Гераклид догадался о прибытии царя по суете, которая началась у главного входа в павильон. Выйдя в сад через боковую дверь, Гераклид обошел здание и присоединился к гостям.

Он видел Гиерона впервые после своего приезда в Сиракузы. Худое бритое лицо царя было холеным, почти без морщин, но ввалившийся рот и заостренные линии скул выдавали возраст. Слуги помогли Гиерону сойти с носилок и сесть на пурпурную подушку кресла, возле которого стоял Архимед.

В саду уже было полно гостей — знатные горожане, придворные, приезжие из других стран. Ветер теребил листву, вздувая дорогие ткани накидок, гонял пыль по утоптанной площадке перед павильоном.

Гераклид присматривался к гостям. Вот Зоипп что-то оживленно рассказывает Андронадору, мужу старшей дочери царя — Дамараты. Тот с презрительной миной слушает его, выпятив темную бороду, в которую впадают стекающие по сторонам рта усы. Недалеко от них коротко постриженный, завитой красавец Аполлонид расположился рядом с Марком и еще несколькими римлянами. Марк заметил Гераклида и поднял в знак приветствия правую руку. Тут же стоит комендант сиракузской крепости Филодем, массивный, с крупными чертами лица, бритого в подражание Гиерону. А слева от него, совсем недалеко, Магон кивает острой бородкой, слушая большеголового приземистого старика, лысого, с широкой, как лопата, кудрявой бородой, спускающейся на грудь. Старик одет по-восточному: в синюю, украшенную золотыми звездами длинную тунику с рукавами. Несомненно, это вавилонский астролог, о котором говорил Магон.
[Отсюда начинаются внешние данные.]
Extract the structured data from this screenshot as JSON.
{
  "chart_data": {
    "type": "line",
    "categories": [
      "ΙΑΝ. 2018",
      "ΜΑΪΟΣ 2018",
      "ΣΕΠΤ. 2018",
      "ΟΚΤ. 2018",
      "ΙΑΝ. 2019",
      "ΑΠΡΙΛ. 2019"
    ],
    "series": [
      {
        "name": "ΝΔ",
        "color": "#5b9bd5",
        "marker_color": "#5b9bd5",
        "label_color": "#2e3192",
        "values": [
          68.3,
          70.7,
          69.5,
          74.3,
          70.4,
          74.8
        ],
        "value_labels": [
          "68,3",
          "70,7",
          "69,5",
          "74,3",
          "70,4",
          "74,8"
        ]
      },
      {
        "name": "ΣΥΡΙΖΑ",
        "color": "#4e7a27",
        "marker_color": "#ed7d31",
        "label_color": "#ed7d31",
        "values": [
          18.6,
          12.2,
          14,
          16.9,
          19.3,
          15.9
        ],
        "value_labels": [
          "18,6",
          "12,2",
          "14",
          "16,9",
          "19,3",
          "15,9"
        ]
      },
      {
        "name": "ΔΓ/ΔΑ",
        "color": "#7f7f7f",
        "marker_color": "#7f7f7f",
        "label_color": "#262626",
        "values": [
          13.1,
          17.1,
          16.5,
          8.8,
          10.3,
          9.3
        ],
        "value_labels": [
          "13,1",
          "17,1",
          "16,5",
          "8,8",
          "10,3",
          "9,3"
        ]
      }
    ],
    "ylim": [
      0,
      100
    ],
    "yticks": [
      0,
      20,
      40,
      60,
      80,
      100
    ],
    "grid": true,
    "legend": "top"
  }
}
Когда гости расселись, Архимед вышел на середину площадки и, обращаясь к Гиерону, заговорил сильным высоким голосом:

— Ты просил меня, государь, показать тебе, уважаемым гражданам и твоим иноземным гостям то необычайное и загадочное, что открывает нам наука. Я приготовил кое-что забавное и полезное, относящееся к катоптрике — науке об отражении света.

Но сперва я хочу предложить гостям один вопрос: есть ли способ увидеть то, что делается за этой стеной, не поднимаясь на нее и не разрушая? — Архимед показал на каменный забор, отделявший сад от улицы.

Гости молча переглянулись. Неожиданно мальчик лет двенадцати, одетый в белоснежный плащ, важно приблизился к ученому и, задрав голову, заявил:

— А я отгадал! Если Диномен поднимет меня на плечи, то я смогу заглянуть за стену, не поднимаясь на нее и не разрушая.

Гости одобрительно засмеялись.

— Гиероним правильно решил, — крикнул кто-то, — он выполнил все условия!

«Неужели это внук царя? — удивился Гераклид. — Как же он вырос!»

На площадку выбежал молодой атлет, подхватил юнца и подбросил вверх. Тот ловко прогнулся и приземлился на плечи воина. Он стоял уверенно, даже не балансируя руками, непринужденно, как на твердой земле.